(TheRedWire.com) – One hundred years ago, America was a different place. The country was more than a century old at that point, but it was still dominated by men. Women were second class citizens and they were fed up.
What do angry people do? They fight back.
Women’s Suffrage Movement
In 1920, the states ratified the 19th Amendment of the US Constitution. Women were finally given the right to vote in America. It was a decades-long fight for equality that started years before the Civil War ripped the country apart.
The expectation that women would sit quietly in the background while men ruled the world was something that was not unique to the United States. Society believed they should be subservient to their husbands for centuries. Wives weren’t really allowed to work, own property, or have anything that really belonged to them.
In fact, the suffrage movement didn’t really start with the right to vote, that was just the culmination of decades of fighting. As early as the 1700s, they were demanding rights. In 1771, New York passed a law that required husbands to get consent from their wives to sell property they brought into the marriage. More than 100 years later, in 1872, Illinois granted occupational licenses to women.

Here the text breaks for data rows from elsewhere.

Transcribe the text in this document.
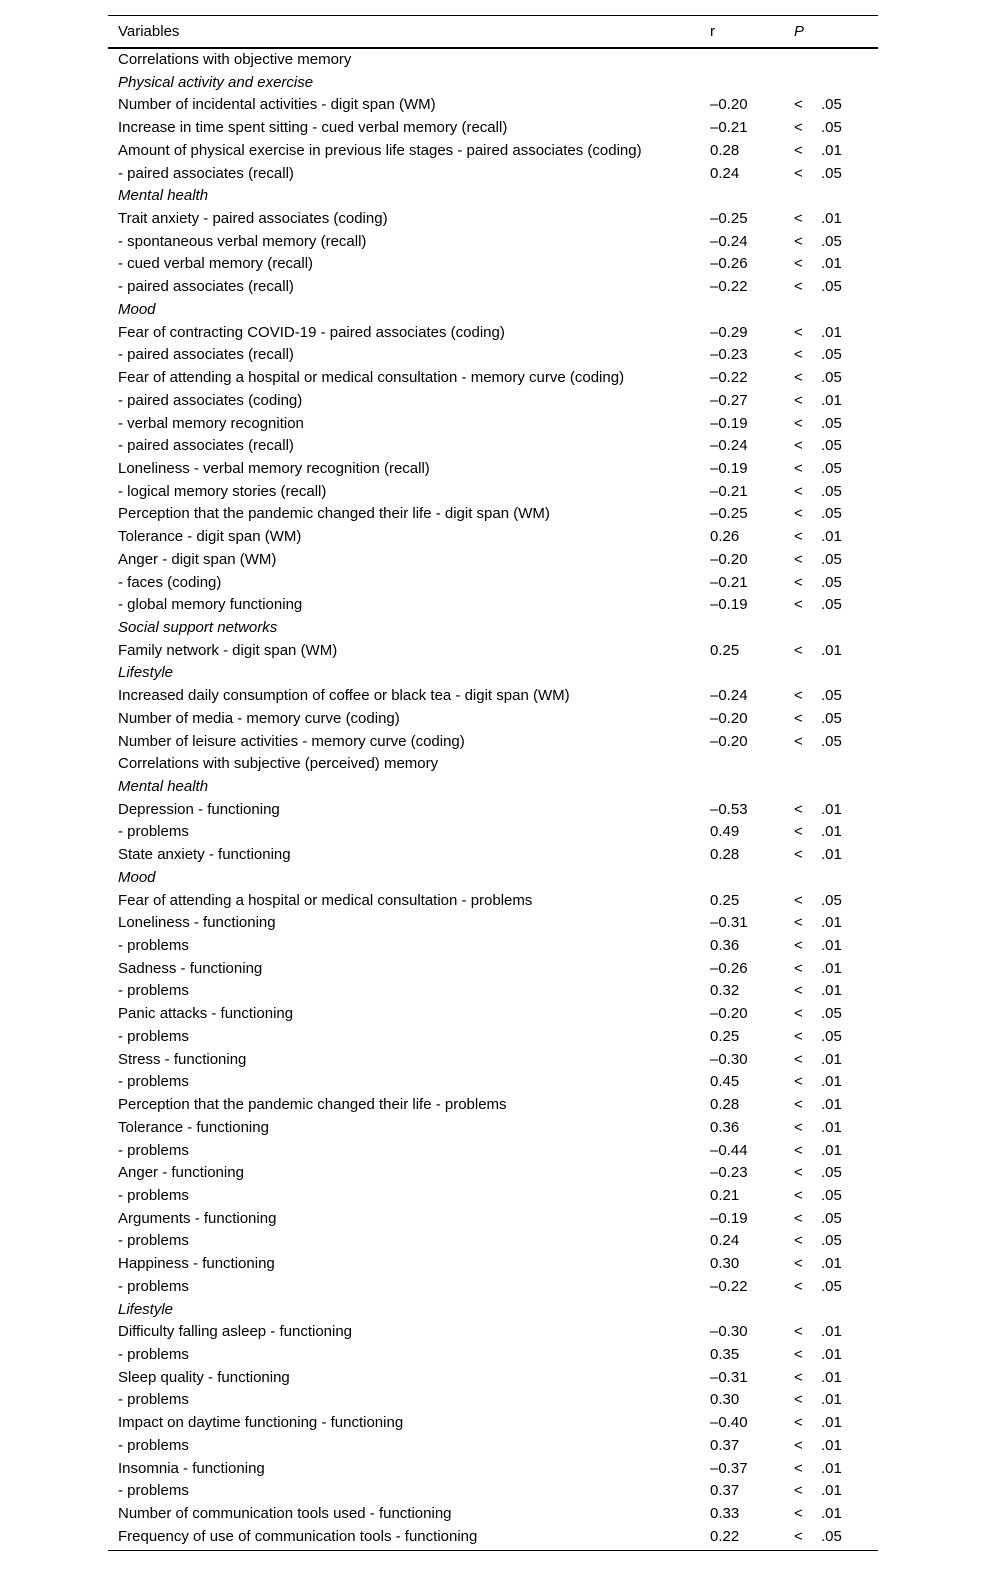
Variables	r	P
Correlations with objective memory
Physical activity and exercise
Number of incidental activities - digit span (WM)	–0.20	< .05
Increase in time spent sitting - cued verbal memory (recall)	–0.21	< .05
Amount of physical exercise in previous life stages - paired associates (coding)	0.28	< .01
- paired associates (recall)	0.24	< .05
Mental health
Trait anxiety - paired associates (coding)	–0.25	< .01
- spontaneous verbal memory (recall)	–0.24	< .05
- cued verbal memory (recall)	–0.26	< .01
- paired associates (recall)	–0.22	< .05
Mood
Fear of contracting COVID-19 - paired associates (coding)	–0.29	< .01
- paired associates (recall)	–0.23	< .05
Fear of attending a hospital or medical consultation - memory curve (coding)	–0.22	< .05
- paired associates (coding)	–0.27	< .01
- verbal memory recognition	–0.19	< .05
- paired associates (recall)	–0.24	< .05
Loneliness - verbal memory recognition (recall)	–0.19	< .05
- logical memory stories (recall)	–0.21	< .05
Perception that the pandemic changed their life - digit span (WM)	–0.25	< .05
Tolerance - digit span (WM)	0.26	< .01
Anger - digit span (WM)	–0.20	< .05
- faces (coding)	–0.21	< .05
- global memory functioning	–0.19	< .05
Social support networks
Family network - digit span (WM)	0.25	< .01
Lifestyle
Increased daily consumption of coffee or black tea - digit span (WM)	–0.24	< .05
Number of media - memory curve (coding)	–0.20	< .05
Number of leisure activities - memory curve (coding)	–0.20	< .05
Correlations with subjective (perceived) memory
Mental health
Depression - functioning	–0.53	< .01
- problems	0.49	< .01
State anxiety - functioning	0.28	< .01
Mood
Fear of attending a hospital or medical consultation - problems	0.25	< .05
Loneliness - functioning	–0.31	< .01
- problems	0.36	< .01
Sadness - functioning	–0.26	< .01
- problems	0.32	< .01
Panic attacks - functioning	–0.20	< .05
- problems	0.25	< .05
Stress - functioning	–0.30	< .01
- problems	0.45	< .01
Perception that the pandemic changed their life - problems	0.28	< .01
Tolerance - functioning	0.36	< .01
- problems	–0.44	< .01
Anger - functioning	–0.23	< .05
- problems	0.21	< .05
Arguments - functioning	–0.19	< .05
- problems	0.24	< .05
Happiness - functioning	0.30	< .01
- problems	–0.22	< .05
Lifestyle
Difficulty falling asleep - functioning	–0.30	< .01
- problems	0.35	< .01
Sleep quality - functioning	–0.31	< .01
- problems	0.30	< .01
Impact on daytime functioning - functioning	–0.40	< .01
- problems	0.37	< .01
Insomnia - functioning	–0.37	< .01
- problems	0.37	< .01
Number of communication tools used - functioning	0.33	< .01
Frequency of use of communication tools - functioning	0.22	< .05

That’s how it went. Women chipped away at the laws that were keeping them down from almost the birth of the nation and eventually, the 19th Amendment became the law of the land.
19th Amendment
Before the amendment was ratified, states were actually already allowing women to vote. Eastern and southern states were not interested in equal rights, though.
Through grit and determination, women forced states into the 20th century. On August 18, 1920, the 19th Amendment was official. Since then, women have still fought small battles here and there, but in 2020, you’d never know the struggles their mothers and grandmothers went through. It’s pretty incredible and a perfect example of the sheer determination of Americans.